MLOW introduces a frequency-based, interpretable low-rank decomposition method for time series forecasting that captures multiple effects and improves performance with minimal architectural changes.

Contribution

It proposes Hyperplane-NMF for interpretable low-rank spectrum decomposition and a flexible mechanism for frequency selection, addressing spectral leakage issues.

Findings

MLOW achieves interpretable, hierarchical effect decomposition.

It demonstrates robustness to noise in time series.

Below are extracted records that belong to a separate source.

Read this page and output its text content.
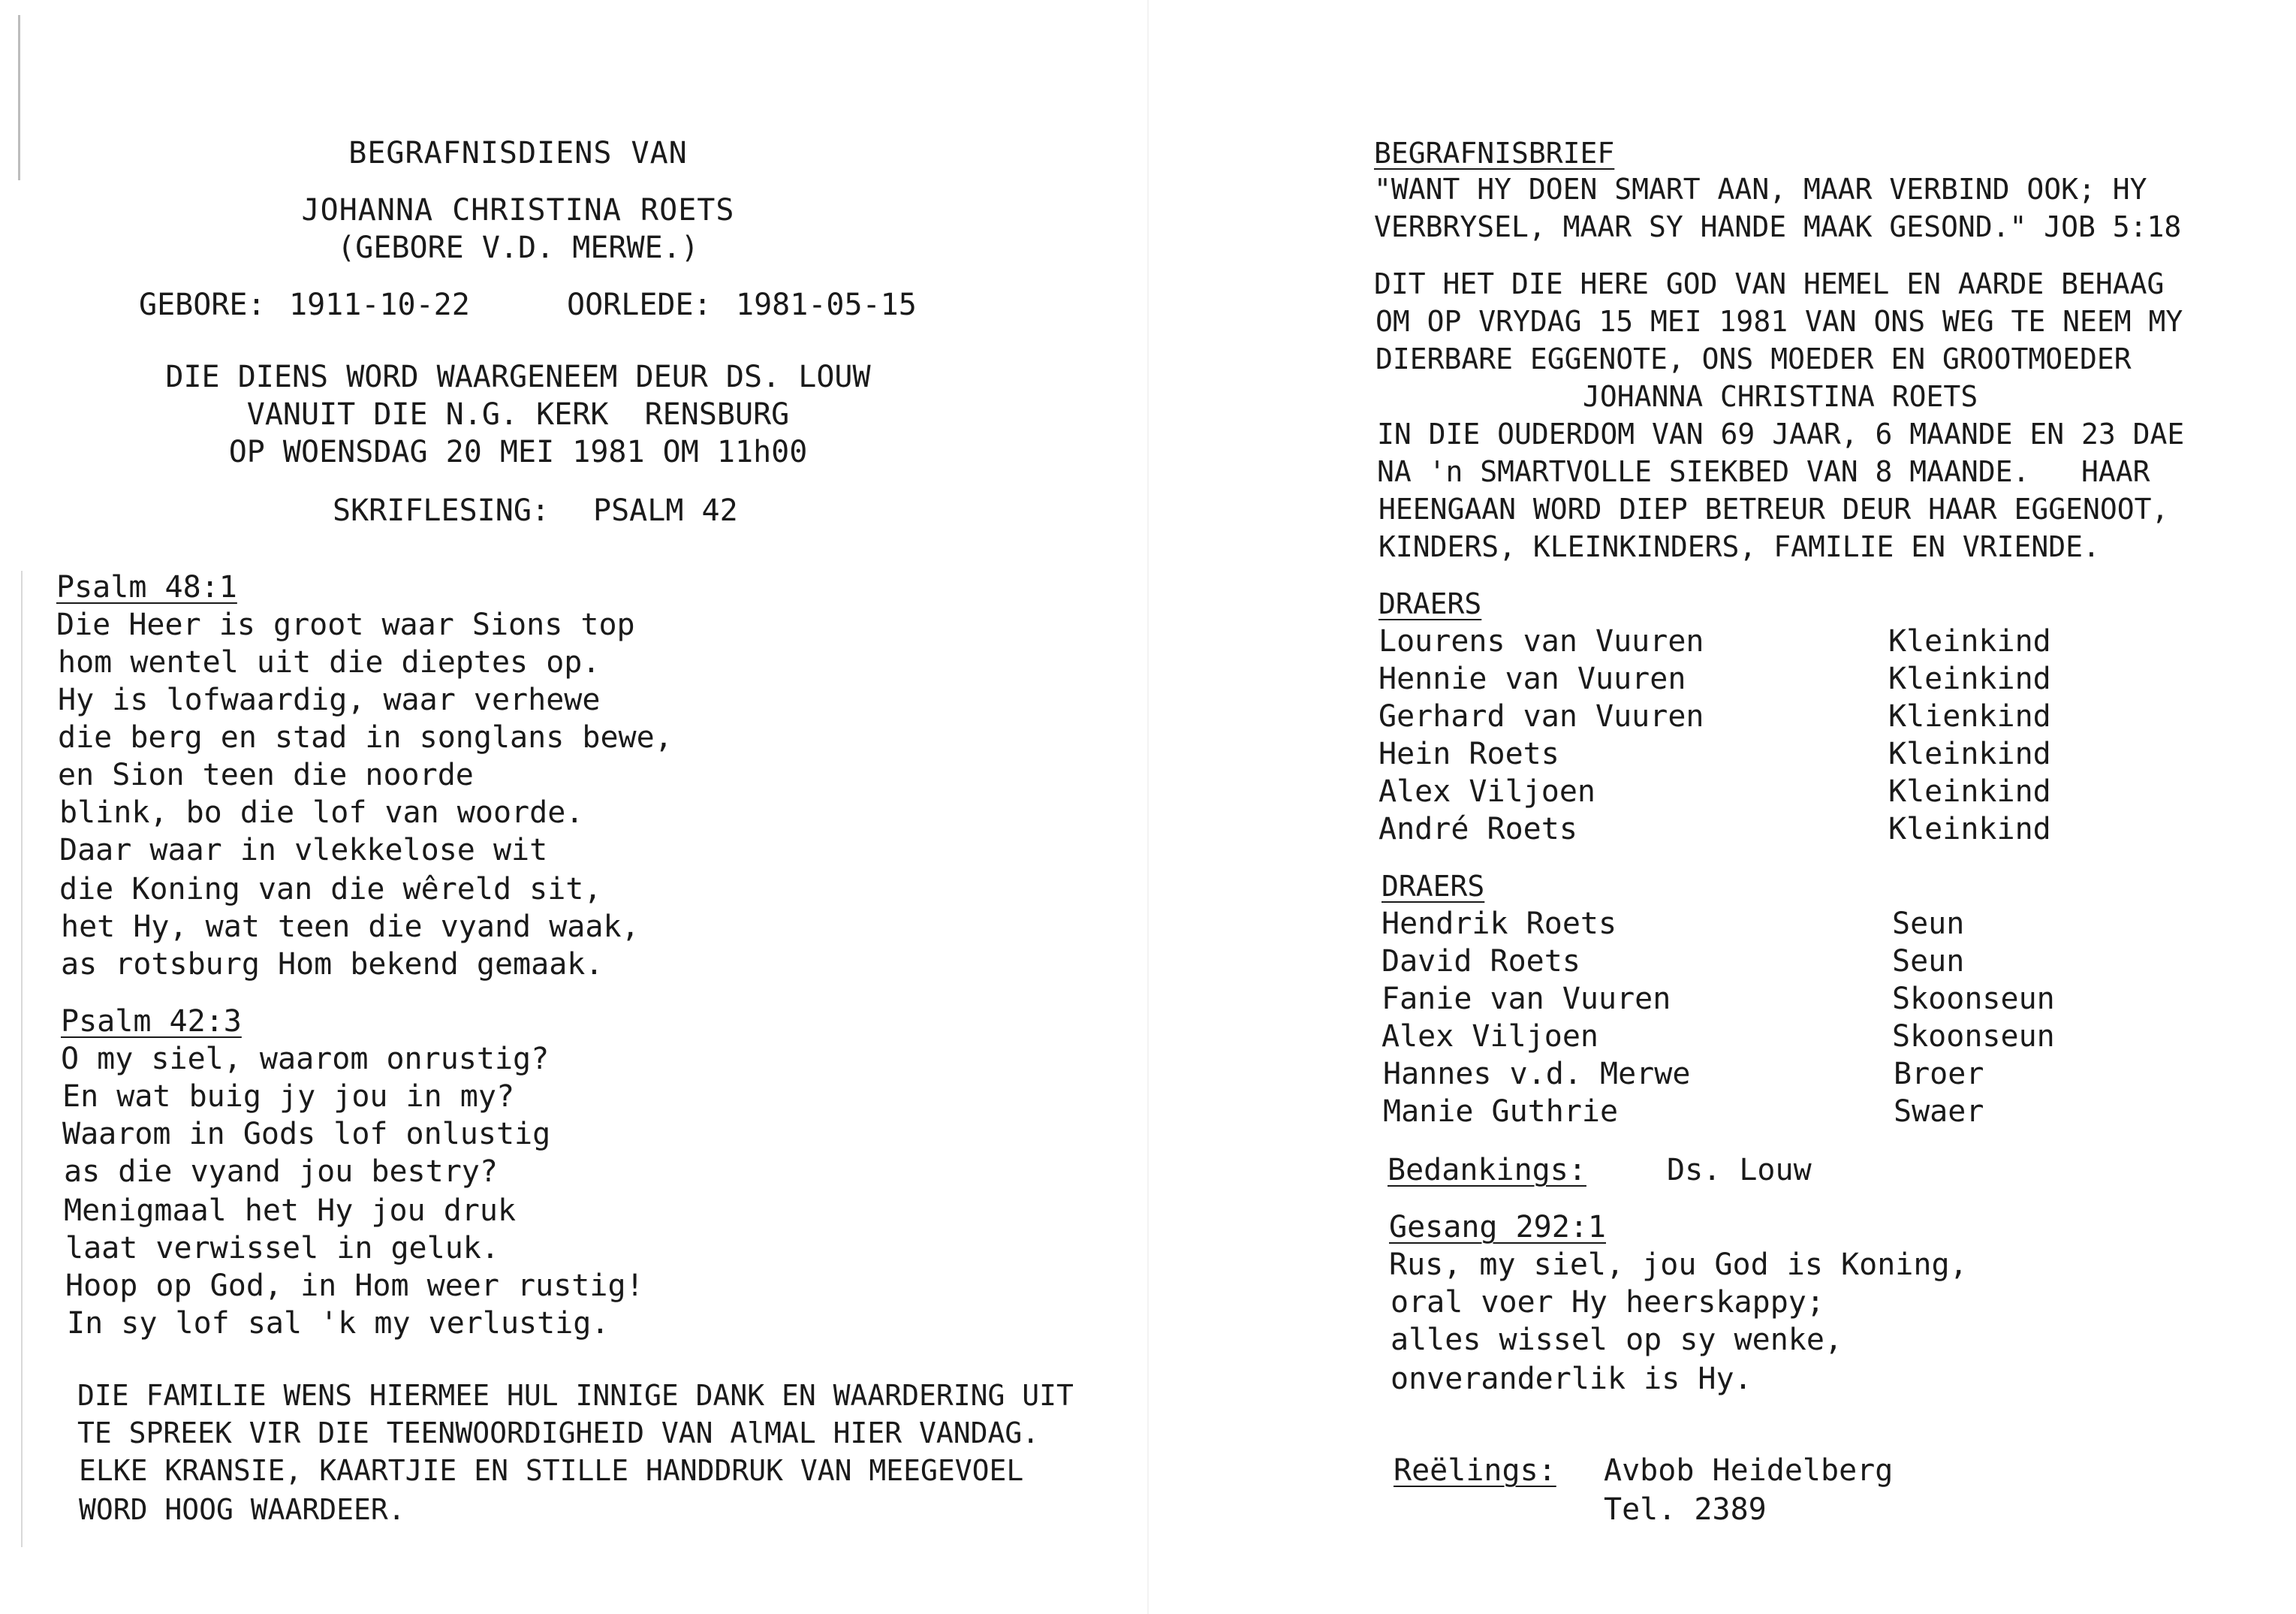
BEGRAFNISDIENS VAN
JOHANNA CHRISTINA ROETS
(GEBORE V.D. MERWE.)
GEBORE: 1911-10-22	OORLEDE: 1981-05-15
DIE DIENS WORD WAARGENEEM DEUR DS. LOUW
VANUIT DIE N.G. KERK  RENSBURG
OP WOENSDAG 20 MEI 1981 OM 11h00
SKRIFLESING: PSALM 42
Psalm 48:1
Die Heer is groot waar Sions top
hom wentel uit die dieptes op.
Hy is lofwaardig, waar verhewe
die berg en stad in songlans bewe,
en Sion teen die noorde
blink, bo die lof van woorde.
Daar waar in vlekkelose wit
die Koning van die wêreld sit,
het Hy, wat teen die vyand waak,
as rotsburg Hom bekend gemaak.
Psalm 42:3
O my siel, waarom onrustig?
En wat buig jy jou in my?
Waarom in Gods lof onlustig
as die vyand jou bestry?
Menigmaal het Hy jou druk
laat verwissel in geluk.
Hoop op God, in Hom weer rustig!
In sy lof sal 'k my verlustig.
DIE FAMILIE WENS HIERMEE HUL INNIGE DANK EN WAARDERING UIT
TE SPREEK VIR DIE TEENWOORDIGHEID VAN AlMAL HIER VANDAG.
ELKE KRANSIE, KAARTJIE EN STILLE HANDDRUK VAN MEEGEVOEL
WORD HOOG WAARDEER.
BEGRAFNISBRIEF
"WANT HY DOEN SMART AAN, MAAR VERBIND OOK; HY
VERBRYSEL, MAAR SY HANDE MAAK GESOND." JOB 5:18
DIT HET DIE HERE GOD VAN HEMEL EN AARDE BEHAAG
OM OP VRYDAG 15 MEI 1981 VAN ONS WEG TE NEEM MY
DIERBARE EGGENOTE, ONS MOEDER EN GROOTMOEDER
JOHANNA CHRISTINA ROETS
IN DIE OUDERDOM VAN 69 JAAR, 6 MAANDE EN 23 DAE
NA 'n SMARTVOLLE SIEKBED VAN 8 MAANDE.   HAAR
HEENGAAN WORD DIEP BETREUR DEUR HAAR EGGENOOT,
KINDERS, KLEINKINDERS, FAMILIE EN VRIENDE.
DRAERS
Lourens van Vuuren	Kleinkind
Hennie van Vuuren	Kleinkind
Gerhard van Vuuren	Klienkind
Hein Roets	Kleinkind
Alex Viljoen	Kleinkind
André Roets	Kleinkind
DRAERS
Hendrik Roets	Seun
David Roets	Seun
Fanie van Vuuren	Skoonseun
Alex Viljoen	Skoonseun
Hannes v.d. Merwe	Broer
Manie Guthrie	Swaer
Bedankings:	Ds. Louw
Gesang 292:1
Rus, my siel, jou God is Koning,
oral voer Hy heerskappy;
alles wissel op sy wenke,
onveranderlik is Hy.
Reëlings: Avbob Heidelberg
Tel. 2389
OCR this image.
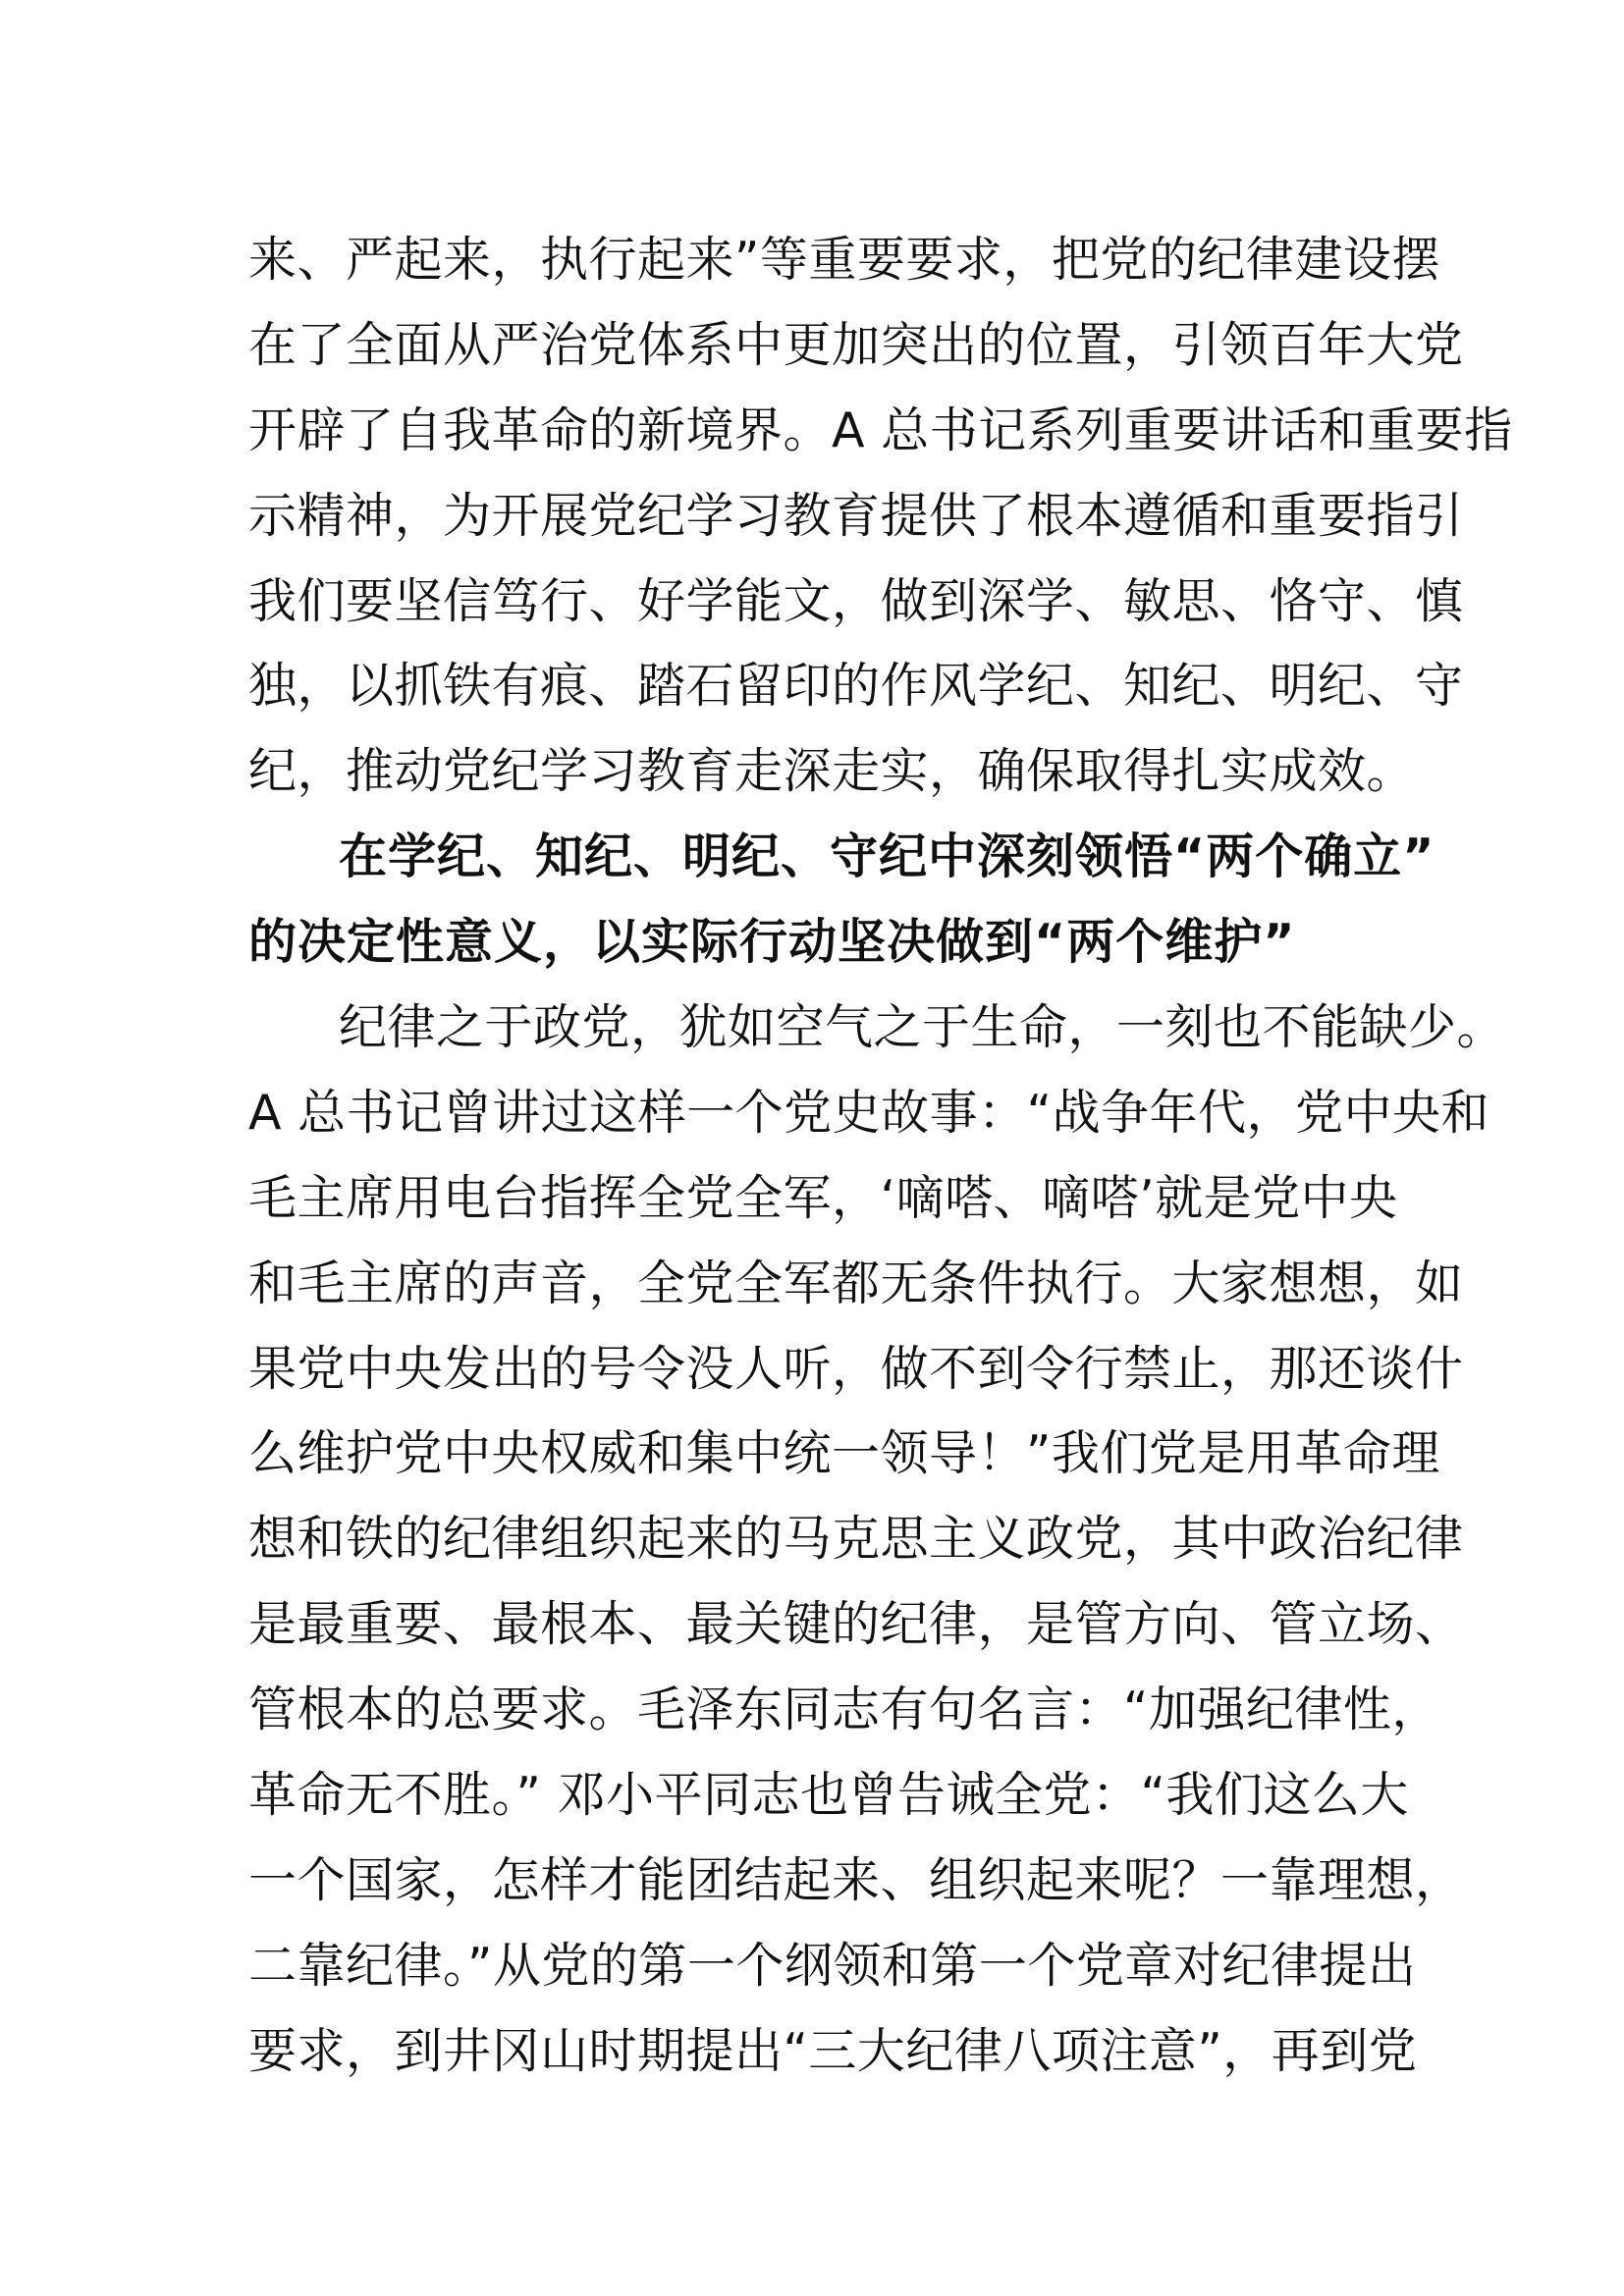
来、严起来，执行起来”等重要要求，把党的纪律建设摆
在了全面从严治党体系中更加突出的位置，引领百年大党
开辟了自我革命的新境界。A 总书记系列重要讲话和重要指
示精神，为开展党纪学习教育提供了根本遵循和重要指引
我们要坚信笃行、好学能文，做到深学、敏思、恪守、慎
独，以抓铁有痕、踏石留印的作风学纪、知纪、明纪、守
纪，推动党纪学习教育走深走实，确保取得扎实成效。
在学纪、知纪、明纪、守纪中深刻领悟“两个确立”
的决定性意义，以实际行动坚决做到“两个维护”
纪律之于政党，犹如空气之于生命，一刻也不能缺少。
A 总书记曾讲过这样一个党史故事：“战争年代，党中央和
毛主席用电台指挥全党全军，‘嘀嗒、嘀嗒’就是党中央
和毛主席的声音，全党全军都无条件执行。大家想想，如
果党中央发出的号令没人听，做不到令行禁止，那还谈什
么维护党中央权威和集中统一领导！”我们党是用革命理
想和铁的纪律组织起来的马克思主义政党，其中政治纪律
是最重要、最根本、最关键的纪律，是管方向、管立场、
管根本的总要求。毛泽东同志有句名言：“加强纪律性，
革命无不胜。” 邓小平同志也曾告诫全党：“我们这么大
一个国家，怎样才能团结起来、组织起来呢？一靠理想，
二靠纪律。”从党的第一个纲领和第一个党章对纪律提出
要求，到井冈山时期提出“三大纪律八项注意”，再到党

Provides significant performance improvements with minimal modifications.

Abstract

Separating multiple effects in time series is fundamental yet challenging for time-series forecasting (TSF). However, existing TSF models cannot effectively learn interpretable multi-effect decomposition by their smoothing-based temporal techniques. Here, a new interpretable frequency-based decomposition pipeline MLOW captures the insight: a time series can be represented as a magnitude spectrum multiplied by the corresponding phase-aware basis functions, and the magnitude spectrum distribution of a time series always exhibits observable patterns for different effects. MLOW learns a low-rank representation of the magnitude spectrum to capture dominant trending and seasonal effects. We explore low-rank methods, including PCA, NMF, and Semi-NMF, and find that none can simultaneously achieve interpretable, efficient and generalizable decomposition. Thus, we propose hyperplane-nonnegative matrix factorization (Hyperplane-NMF). Further, to address the frequency (spectral) leakage restricting high-quality low-rank decomposition, MLOW enables a flexible selection of input horizons and frequency levels via a mathematical mechanism. Visual analysis demonstrates that MLOW enables interpretable and hierarchical multiple-effect decomposition, robust to noises. It can also enable plug-and-play in existing TSF backbones with remarkable performance improvement but minimal architectural modifications.